Mobiglia però è anche il fondatore e presidente della sezione ticinese dei Verdi Liberali, formazione politica che ha deciso di congiungere la lista alle prossime elezioni federali con i partiti di centro-destra, con lo scopo dichiarato di contribuire a salvare il secondo seggio PPD in Consiglio Nazionale. Proprio il seggio occupato da Fabio Regazzi, tanto crudele con gli uccelli quanto insensibile alle istanze di protezione dell’ambiente.
La dimostrazione, in fondo, come se ce ne fosse bisogno, che ambiente e destra non solo non vanno d’accordo, ma hanno interessi completamente antitetici, cosa che i Verdi Liberali sanno benissimo. 
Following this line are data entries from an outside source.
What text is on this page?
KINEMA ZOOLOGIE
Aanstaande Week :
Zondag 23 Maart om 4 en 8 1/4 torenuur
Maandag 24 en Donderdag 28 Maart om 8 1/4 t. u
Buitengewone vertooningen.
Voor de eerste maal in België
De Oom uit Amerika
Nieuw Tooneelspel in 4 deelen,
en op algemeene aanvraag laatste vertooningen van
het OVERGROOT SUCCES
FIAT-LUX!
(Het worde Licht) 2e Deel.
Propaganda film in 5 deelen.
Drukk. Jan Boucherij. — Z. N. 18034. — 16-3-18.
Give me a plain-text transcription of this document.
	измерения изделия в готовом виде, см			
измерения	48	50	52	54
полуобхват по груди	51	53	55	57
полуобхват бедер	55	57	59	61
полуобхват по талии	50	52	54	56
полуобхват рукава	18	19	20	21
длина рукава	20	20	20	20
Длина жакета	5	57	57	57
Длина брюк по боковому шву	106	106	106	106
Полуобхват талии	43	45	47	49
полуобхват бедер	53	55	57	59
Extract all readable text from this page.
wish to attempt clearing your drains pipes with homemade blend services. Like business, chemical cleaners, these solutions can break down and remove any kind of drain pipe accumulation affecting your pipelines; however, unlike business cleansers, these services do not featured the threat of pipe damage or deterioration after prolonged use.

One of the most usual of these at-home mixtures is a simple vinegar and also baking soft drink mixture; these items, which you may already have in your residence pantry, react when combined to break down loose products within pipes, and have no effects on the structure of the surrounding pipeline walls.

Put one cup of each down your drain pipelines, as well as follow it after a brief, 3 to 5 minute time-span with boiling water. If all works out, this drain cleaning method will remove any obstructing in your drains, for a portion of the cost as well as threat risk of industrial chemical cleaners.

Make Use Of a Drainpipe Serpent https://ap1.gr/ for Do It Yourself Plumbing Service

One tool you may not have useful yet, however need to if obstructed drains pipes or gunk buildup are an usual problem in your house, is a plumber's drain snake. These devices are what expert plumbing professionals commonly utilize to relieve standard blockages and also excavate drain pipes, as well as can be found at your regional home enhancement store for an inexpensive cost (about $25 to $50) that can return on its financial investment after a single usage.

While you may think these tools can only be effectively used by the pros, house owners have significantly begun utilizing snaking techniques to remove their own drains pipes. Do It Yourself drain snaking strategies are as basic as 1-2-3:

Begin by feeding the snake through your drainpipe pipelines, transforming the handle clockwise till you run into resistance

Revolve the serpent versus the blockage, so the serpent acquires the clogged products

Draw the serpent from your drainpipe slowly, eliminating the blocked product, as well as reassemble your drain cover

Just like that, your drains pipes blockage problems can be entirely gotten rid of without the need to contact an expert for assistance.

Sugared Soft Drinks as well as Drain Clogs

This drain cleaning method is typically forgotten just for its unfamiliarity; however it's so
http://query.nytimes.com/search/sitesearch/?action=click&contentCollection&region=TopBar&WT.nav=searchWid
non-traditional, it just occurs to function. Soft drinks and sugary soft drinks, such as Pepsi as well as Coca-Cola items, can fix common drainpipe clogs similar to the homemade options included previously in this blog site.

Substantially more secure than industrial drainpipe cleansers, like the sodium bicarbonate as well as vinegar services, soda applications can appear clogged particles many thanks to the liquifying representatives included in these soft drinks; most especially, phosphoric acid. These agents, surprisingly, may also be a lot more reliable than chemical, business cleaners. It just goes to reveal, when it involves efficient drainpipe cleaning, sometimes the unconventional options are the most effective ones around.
Oggi siamo di fronte a scelte epocali, che riguardano non solo un uccelletto alpino, ma tutto il pianeta. È il momento di scelte drastiche, non di cerchiobottismi. E aiutare a eleggere Regazzi è un autogol per qualsiasi formazione si ritenga anche soltanto verde pallido.

Auguriamo a Mobiglia che a vincere alle federali sia l’area progressista, eleggendo magari una vera Verde, che si occuperà certamente della sua pernice meglio di quanto lo farebbe Regazzi.